In 2006, the New Jersey Supreme Court ruled that same sex couples are entitled to all of the rights and benefits of marriage. Judge Jacobson used the combination of the 2006 New Jersey Supreme Court ruling and the U.S. Supreme Court ruling on DOMA to conclude that “under these circumstances, the current inequality visited upon same-sex civil union couples offends the New Jersey Constitution, creates an incomplete set of rights that Lewis sought to prevent, and is not compatible with a reasonable conception of basic human dignity.”
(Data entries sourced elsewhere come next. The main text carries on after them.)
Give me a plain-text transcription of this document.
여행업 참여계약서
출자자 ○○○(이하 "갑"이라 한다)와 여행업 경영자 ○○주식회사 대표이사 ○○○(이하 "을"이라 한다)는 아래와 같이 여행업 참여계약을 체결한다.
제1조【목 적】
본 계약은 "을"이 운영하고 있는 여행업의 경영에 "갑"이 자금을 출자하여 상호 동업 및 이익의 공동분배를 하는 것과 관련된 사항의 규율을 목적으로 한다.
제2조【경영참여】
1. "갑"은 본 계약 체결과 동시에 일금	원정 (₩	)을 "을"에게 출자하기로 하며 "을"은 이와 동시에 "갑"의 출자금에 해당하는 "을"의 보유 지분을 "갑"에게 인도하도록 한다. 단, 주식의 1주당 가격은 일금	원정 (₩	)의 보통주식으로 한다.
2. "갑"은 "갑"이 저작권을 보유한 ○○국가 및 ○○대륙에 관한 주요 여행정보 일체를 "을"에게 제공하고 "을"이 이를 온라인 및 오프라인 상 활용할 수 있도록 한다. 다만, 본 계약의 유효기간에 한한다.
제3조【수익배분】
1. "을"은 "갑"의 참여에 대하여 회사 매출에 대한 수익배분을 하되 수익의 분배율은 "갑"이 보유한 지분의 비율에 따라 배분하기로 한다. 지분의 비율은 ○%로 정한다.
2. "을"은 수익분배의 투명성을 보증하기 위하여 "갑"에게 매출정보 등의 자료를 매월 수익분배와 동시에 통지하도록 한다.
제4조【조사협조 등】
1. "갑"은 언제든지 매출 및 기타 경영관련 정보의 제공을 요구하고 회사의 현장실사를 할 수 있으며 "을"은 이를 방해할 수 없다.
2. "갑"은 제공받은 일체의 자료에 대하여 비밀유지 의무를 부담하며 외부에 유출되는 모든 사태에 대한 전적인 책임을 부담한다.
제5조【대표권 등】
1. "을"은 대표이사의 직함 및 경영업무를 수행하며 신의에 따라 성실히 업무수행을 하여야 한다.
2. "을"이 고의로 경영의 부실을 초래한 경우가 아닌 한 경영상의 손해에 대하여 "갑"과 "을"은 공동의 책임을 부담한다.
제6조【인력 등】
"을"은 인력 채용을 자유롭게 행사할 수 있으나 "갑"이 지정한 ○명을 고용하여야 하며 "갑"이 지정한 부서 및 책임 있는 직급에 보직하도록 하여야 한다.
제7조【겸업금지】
Most states do not have a similar judicial precedence. However, gay rights activists believe that Jacobson’s ruling in New Jersey could herald similar outcomes in other states across the nation. Given that U.S. Supreme Court Justice Kennedy used the argument that section 3 of DOMA interfered with a state’s right to determine marriage laws, one can hope that another judge would not be so reckless in overturning state law based on a federal ruling deciding state autonomy.

As gay rights have progressed over the years, individuals and businesses are finding that the resulting laws prohibit the free exercise of religion and the right of people to act on their consciences. An example is the recent far-reaching ordinance passed this month in San Antonio, which “prevents” appointees and members of city boards and commissions from engaging in “bias” by word or deed.

Legalized same-sex marriage takes the resulting religious discrimination one step further.  Legalized same sex marriage not only threatens individuals and businesses, but religious institutions as well. Just as gay rights activists have sued business owners and doctors to force service, they will sue religions to force them to marry same sex couples. A gay couple in Britain is currently suing the Church of England for the right to be married in the church. Opposing same-sex marriage is not about discrimination, it is about preserving freedoms that have protected individuals in the free world for more than 200 years.